Which all sounds fine in theory. Routine repetition is the deal-breaker.

Typically I avoid that kind of boredom by tuning out and looking inward. This has some good consequences. For example, I tune out the mind-numbing repetition of brushing my teeth – day after frigging day – and while brushing my teeth I have excellent writing ideas. Moral of that story:  if your writing stalls out, brush your teeth.

I tune out while driving. I’ve lived and worked in the same places for several years so I long ago exhausted all the new ways to commute.  But the space-out can be too complete.  On my way to work and suddenly I come to and I don’t recognize where I am.  The adrenaline jolt certainly fights boredom, but the backtracking and rewinding do not start my day well.

I still remember the first time I experienced boredom. I was a kid, it was the dregs of summer, my friends were elsewhere. I lay on the floor of my room, picking at the bedspread, overwhelmed by there being absolutely nothing I felt like doing.  I don’t remember all that much about my childhood but that moment is indelible.

Do you remember the first time you were bored?

Do Grown-Ups Get Bored?

Childhood was long ago but I clearly remember the pain and horror of boredom. Nothing to do, no one to play with, can’t go outside, and so forth.

I can’t remember the last time I was bored (except at certain work meetings or airports). Have I learned to embrace the moment and appreciate every day? Or have I dropped my expectations?

I no longer remember boredom but surely I must get bored. Tedious conversations and situations abound. I mean I drive in southern California, people. I must get bored but the boredom is no longer memorable.

Or maybe there’s a guilt component. I can’t be bored, I have too much to do.

Or maybe I remember childhood boredom because it was such a novelty. Maybe nowadays it is my status quo.

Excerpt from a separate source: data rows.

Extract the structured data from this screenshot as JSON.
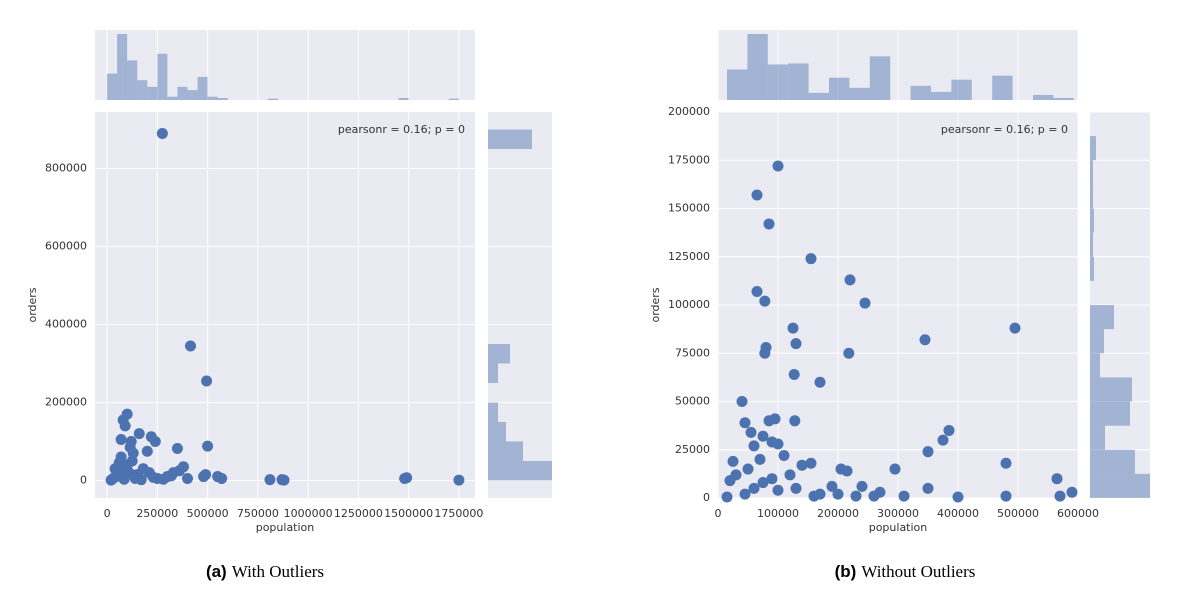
{
  "chart_data": [
    {
      "type": "scatter",
      "x_label": "population",
      "y_label": "orders",
      "annotation": "pearsonr = 0.16; p = 0",
      "caption_label": "(a)",
      "caption": "With Outliers",
      "color": "#4c72b0",
      "grid": true,
      "xlim": [
        -60000,
        1830000
      ],
      "ylim": [
        -45000,
        945000
      ],
      "xticks": [
        0,
        250000,
        500000,
        750000,
        1000000,
        1250000,
        1500000,
        1750000
      ],
      "yticks": [
        0,
        200000,
        400000,
        600000,
        800000
      ],
      "x": [
        275000,
        415000,
        495000,
        500000,
        350000,
        80000,
        100000,
        90000,
        70000,
        120000,
        160000,
        220000,
        240000,
        200000,
        60000,
        100000,
        130000,
        50000,
        30000,
        80000,
        150000,
        180000,
        210000,
        250000,
        300000,
        330000,
        380000,
        360000,
        400000,
        480000,
        490000,
        550000,
        570000,
        810000,
        870000,
        880000,
        1480000,
        1490000,
        1750000,
        20000,
        40000,
        70000,
        110000,
        140000,
        170000,
        230000,
        280000,
        320000,
        60000,
        95000,
        115000,
        125000,
        45000,
        85000
      ],
      "values": [
        890000,
        345000,
        255000,
        88000,
        82000,
        155000,
        170000,
        140000,
        105000,
        100000,
        120000,
        112000,
        100000,
        75000,
        45000,
        40000,
        70000,
        20000,
        5000,
        10000,
        15000,
        30000,
        20000,
        5000,
        10000,
        20000,
        35000,
        25000,
        5000,
        10000,
        15000,
        10000,
        5000,
        2000,
        2000,
        1000,
        5000,
        7000,
        1000,
        1000,
        30000,
        60000,
        20000,
        5000,
        2000,
        8000,
        3000,
        12000,
        25000,
        30000,
        85000,
        50000,
        10000,
        3000
      ],
      "x_hist": {
        "bins": [
          0,
          50000,
          100000,
          150000,
          200000,
          250000,
          300000,
          350000,
          400000,
          450000,
          500000,
          550000,
          600000,
          650000,
          700000,
          750000,
          800000,
          850000,
          900000,
          950000,
          1000000,
          1050000,
          1100000,
          1150000,
          1200000,
          1250000,
          1300000,
          1350000,
          1400000,
          1450000,
          1500000,
          1550000,
          1600000,
          1650000,
          1700000,
          1750000
        ],
        "counts": [
          4,
          10,
          6,
          3,
          2,
          7,
          0.5,
          2,
          1.5,
          3.5,
          0.5,
          0.3,
          0,
          0,
          0,
          0,
          0.2,
          0,
          0,
          0,
          0,
          0,
          0,
          0,
          0,
          0,
          0,
          0,
          0,
          0.3,
          0,
          0,
          0,
          0,
          0.2
        ]
      },
      "y_hist": {
        "bins": [
          0,
          50000,
          100000,
          150000,
          200000,
          250000,
          300000,
          350000,
          400000,
          450000,
          500000,
          550000,
          600000,
          650000,
          700000,
          750000,
          800000,
          850000,
          900000
        ],
        "counts": [
          64,
          35,
          18,
          10,
          0,
          10,
          22,
          0,
          0,
          0,
          0,
          0,
          0,
          0,
          0,
          0,
          0,
          44
        ]
      }
    },
    {
      "type": "scatter",
      "x_label": "population",
      "y_label": "orders",
      "annotation": "pearsonr = 0.16; p = 0",
      "caption_label": "(b)",
      "caption": "Without Outliers",
      "color": "#4c72b0",
      "grid": true,
      "xlim": [
        0,
        600000
      ],
      "ylim": [
        0,
        200000
      ],
      "xticks": [
        0,
        100000,
        200000,
        300000,
        400000,
        500000,
        600000
      ],
      "yticks": [
        0,
        25000,
        50000,
        75000,
        100000,
        125000,
        150000,
        175000,
        200000
      ],
      "x": [
        100000,
        65000,
        85000,
        155000,
        220000,
        245000,
        65000,
        78000,
        125000,
        495000,
        345000,
        130000,
        80000,
        78000,
        218000,
        127000,
        170000,
        40000,
        45000,
        95000,
        85000,
        128000,
        385000,
        55000,
        75000,
        375000,
        90000,
        100000,
        60000,
        350000,
        110000,
        70000,
        25000,
        155000,
        480000,
        140000,
        205000,
        295000,
        215000,
        30000,
        120000,
        565000,
        20000,
        75000,
        190000,
        240000,
        350000,
        60000,
        100000,
        590000,
        270000,
        200000,
        45000,
        160000,
        230000,
        310000,
        400000,
        480000,
        570000,
        15000,
        50000,
        90000,
        130000,
        170000,
        260000
      ],
      "values": [
        172000,
        157000,
        142000,
        124000,
        113000,
        101000,
        107000,
        102000,
        88000,
        88000,
        82000,
        80000,
        78000,
        75000,
        75000,
        64000,
        60000,
        50000,
        39000,
        41000,
        40000,
        40000,
        35000,
        34000,
        32000,
        30000,
        29000,
        28000,
        27000,
        24000,
        22000,
        20000,
        19000,
        18000,
        18000,
        17000,
        15000,
        15000,
        14000,
        12000,
        12000,
        10000,
        9000,
        8000,
        6000,
        6000,
        5000,
        5000,
        4000,
        3000,
        3000,
        2000,
        2000,
        1000,
        1000,
        1000,
        500,
        1000,
        1000,
        500,
        15000,
        10000,
        5000,
        2000,
        1000
      ],
      "x_hist": {
        "bins": [
          15000,
          49000,
          83000,
          117000,
          151000,
          185000,
          219000,
          253000,
          287000,
          321000,
          355000,
          389000,
          423000,
          457000,
          491000,
          525000,
          559000,
          593000
        ],
        "counts": [
          30,
          65,
          35,
          36,
          7,
          22,
          12,
          43,
          0,
          14,
          8,
          20,
          0,
          24,
          0,
          5,
          2
        ]
      },
      "y_hist": {
        "bins": [
          0,
          12500,
          25000,
          37500,
          50000,
          62500,
          75000,
          87500,
          100000,
          112500,
          125000,
          137500,
          150000,
          162500,
          175000,
          187500,
          200000
        ],
        "counts": [
          60,
          45,
          15,
          40,
          42,
          10,
          14,
          24,
          0,
          4,
          3,
          4,
          3,
          3,
          6,
          0
        ]
      }
    }
  ]
}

Maybe the boredom at work meetings is a key to understanding.  Maybe what underlies boredom are issues of choice and control. Surely I still stream boring movies, start boring books. But – ha and aha – nowadays I don’t have to finish them. And if the opening act is no good I can always go play with my phone  in the lobby.

I don’t seem to be coming to closure on this. How about for you? Are you more bored or less bored than you were 10 years ago? Than you were as a kid?